A DERANGED man was told by a GP to go on an anger management course just hours before killing an innocent teenage girl with a broken bottle.
Gemma Roberts, 18, suffered a severed jugular vein but managed to hold the wound and walk 40 metres to the Swan Hotel in Liversedge, West Yorkshire, after being slashed by mentally-ill Richard Hanson, 21, who has an IQ of just 78.
Hanson casually strolled to a garage shop, stole cans of lager and spent time with his girlfriend, drinking, chatting and kissing.
Yesterday, after he pleaded guilty to manslaughter on the grounds of diminished responsibility, Leeds Crown Court heard he had a history of mental illness going back to when he was three, when he kicked a teacher and set fire to a bed.
He had been in and out of youth custody, was on anti-depressants, and had gone with his mother to a GP the day he killed Miss Roberts.
The GP recommended him to see a community psychiatric nurse and go on an anger management course. The GP noted Hanson was aggressive, hearing voices and thought people were plotting against him.
Prison records showed that two months before the killing Hanson had been given a leaflet about controlling anger, despite saying that he was worried about hurting his cellmate.
A month before the killing, he told prison authorities that he felt "on edge" but it was recommended that he should release these feelings in the gym.

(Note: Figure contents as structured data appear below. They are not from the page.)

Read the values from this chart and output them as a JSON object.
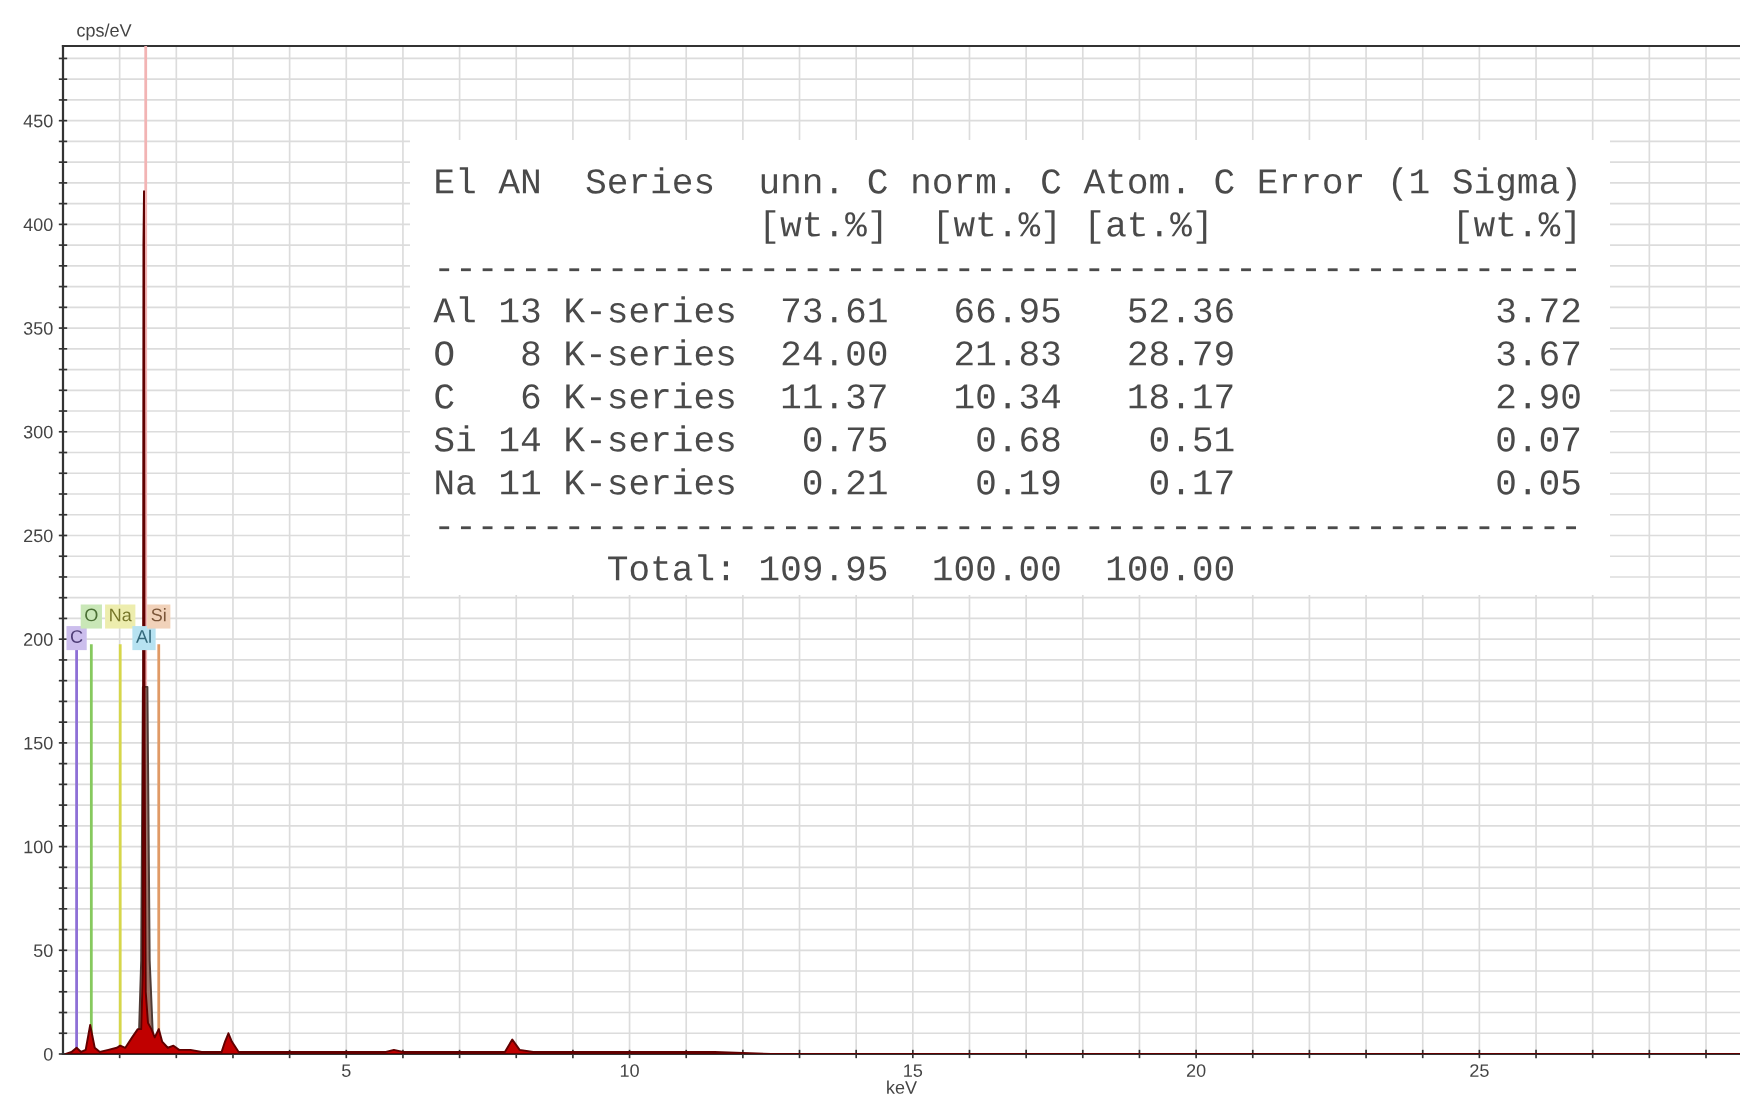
{
  "chart_data": {
    "type": "area",
    "xlabel": "keV",
    "ylabel": "cps/eV",
    "xlim": [
      0,
      29.6
    ],
    "ylim": [
      0,
      486
    ],
    "xticks": [
      {
        "value": 1,
        "label": null
      },
      {
        "value": 2,
        "label": null
      },
      {
        "value": 3,
        "label": null
      },
      {
        "value": 4,
        "label": null
      },
      5,
      {
        "value": 6,
        "label": null
      },
      {
        "value": 7,
        "label": null
      },
      {
        "value": 8,
        "label": null
      },
      {
        "value": 9,
        "label": null
      },
      10,
      {
        "value": 11,
        "label": null
      },
      {
        "value": 12,
        "label": null
      },
      {
        "value": 13,
        "label": null
      },
      {
        "value": 14,
        "label": null
      },
      15,
      {
        "value": 16,
        "label": null
      },
      {
        "value": 17,
        "label": null
      },
      {
        "value": 18,
        "label": null
      },
      {
        "value": 19,
        "label": null
      },
      20,
      {
        "value": 21,
        "label": null
      },
      {
        "value": 22,
        "label": null
      },
      {
        "value": 23,
        "label": null
      },
      {
        "value": 24,
        "label": null
      },
      25,
      {
        "value": 26,
        "label": null
      },
      {
        "value": 27,
        "label": null
      },
      {
        "value": 28,
        "label": null
      },
      {
        "value": 29,
        "label": null
      }
    ],
    "yticks": [
      0,
      {
        "value": 10,
        "label": null
      },
      {
        "value": 20,
        "label": null
      },
      {
        "value": 30,
        "label": null
      },
      {
        "value": 40,
        "label": null
      },
      50,
      {
        "value": 60,
        "label": null
      },
      {
        "value": 70,
        "label": null
      },
      {
        "value": 80,
        "label": null
      },
      {
        "value": 90,
        "label": null
      },
      100,
      {
        "value": 110,
        "label": null
      },
      {
        "value": 120,
        "label": null
      },
      {
        "value": 130,
        "label": null
      },
      {
        "value": 140,
        "label": null
      },
      150,
      {
        "value": 160,
        "label": null
      },
      {
        "value": 170,
        "label": null
      },
      {
        "value": 180,
        "label": null
      },
      {
        "value": 190,
        "label": null
      },
      200,
      {
        "value": 210,
        "label": null
      },
      {
        "value": 220,
        "label": null
      },
      {
        "value": 230,
        "label": null
      },
      {
        "value": 240,
        "label": null
      },
      250,
      {
        "value": 260,
        "label": null
      },
      {
        "value": 270,
        "label": null
      },
      {
        "value": 280,
        "label": null
      },
      {
        "value": 290,
        "label": null
      },
      300,
      {
        "value": 310,
        "label": null
      },
      {
        "value": 320,
        "label": null
      },
      {
        "value": 330,
        "label": null
      },
      {
        "value": 340,
        "label": null
      },
      350,
      {
        "value": 360,
        "label": null
      },
      {
        "value": 370,
        "label": null
      },
      {
        "value": 380,
        "label": null
      },
      {
        "value": 390,
        "label": null
      },
      400,
      {
        "value": 410,
        "label": null
      },
      {
        "value": 420,
        "label": null
      },
      {
        "value": 430,
        "label": null
      },
      {
        "value": 440,
        "label": null
      },
      450,
      {
        "value": 460,
        "label": null
      },
      {
        "value": 470,
        "label": null
      },
      {
        "value": 480,
        "label": null
      }
    ],
    "grid": true,
    "series": [
      {
        "color": "#9c7468",
        "x": [
          1.33,
          1.38,
          1.41,
          1.49,
          1.53,
          1.6
        ],
        "values": [
          0,
          45,
          177,
          177,
          45,
          0
        ]
      },
      {
        "color": "#c00000",
        "x": [
          0.05,
          0.15,
          0.24,
          0.32,
          0.4,
          0.48,
          0.56,
          0.65,
          0.8,
          0.95,
          1.01,
          1.1,
          1.22,
          1.32,
          1.38,
          1.41,
          1.42,
          1.43,
          1.44,
          1.46,
          1.5,
          1.56,
          1.62,
          1.69,
          1.75,
          1.85,
          1.95,
          2.05,
          2.25,
          2.45,
          2.8,
          2.86,
          2.92,
          2.98,
          3.1,
          5.7,
          5.84,
          6.0,
          7.8,
          7.93,
          8.06,
          8.3,
          11.5,
          12.5,
          29.6
        ],
        "values": [
          0,
          1,
          3,
          1,
          2,
          14,
          3,
          1,
          2,
          3,
          4,
          3,
          8,
          12,
          12,
          40,
          390,
          416,
          150,
          30,
          15,
          12,
          8,
          12,
          6,
          3,
          4,
          2,
          2,
          1,
          1,
          6,
          10,
          6,
          1,
          1,
          2,
          1,
          1,
          7,
          2,
          1,
          1,
          0,
          0
        ]
      }
    ],
    "ref_lines": [
      {
        "axis": "x",
        "value": 1.46,
        "color": "#f2b4b4"
      },
      {
        "axis": "x",
        "value": 0.24,
        "label": "C",
        "color": "#8e6fd6"
      },
      {
        "axis": "x",
        "value": 0.5,
        "label": "O",
        "color": "#86c95e"
      },
      {
        "axis": "x",
        "value": 1.01,
        "label": "Na",
        "color": "#d6d64a"
      },
      {
        "axis": "x",
        "value": 1.43,
        "label": "Al",
        "color": "#5fbfe0"
      },
      {
        "axis": "x",
        "value": 1.69,
        "label": "Si",
        "color": "#e09a66"
      }
    ],
    "annotations": [
      "El AN  Series  unn. C norm. C Atom. C Error (1 Sigma)",
      "               [wt.%]  [wt.%] [at.%]           [wt.%]",
      "-----------------------------------------------------",
      "Al 13 K-series  73.61   66.95   52.36            3.72",
      "O   8 K-series  24.00   21.83   28.79            3.67",
      "C   6 K-series  11.37   10.34   18.17            2.90",
      "Si 14 K-series   0.75    0.68    0.51            0.07",
      "Na 11 K-series   0.21    0.19    0.17            0.05",
      "-----------------------------------------------------",
      "        Total: 109.95  100.00  100.00"
    ]
  }
}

After his release from custody, two weeks before the murder, a probation officer described him as "genuinely not well" and urged him to see a GP, which he did.
After the killing, he told a psychiatrist that he was a "walking timebomb" and doctors decided he was suffering from an untreatable "psychopathic disorder" and was extremely dangerous.
On the evening of the attack on September 21, Hanson, of Stubley Farm Lane, Heckmondwike, had been drinking and had threatened several people, including his girlfriend.
Judge Peter Collier QC, sentencing Hanson to life in jail, set a minimum period in custody of two years and 320 days, but added that he may never be released and would be subject to a licence for the rest of his life.
The judge said: "Not only did you cut short her promising life but you have devastated her family, who will struggle to come to terms with her death for many days to come."
In a statement, Miss Roberts's family said: "We have been left with a massive hole in our lives."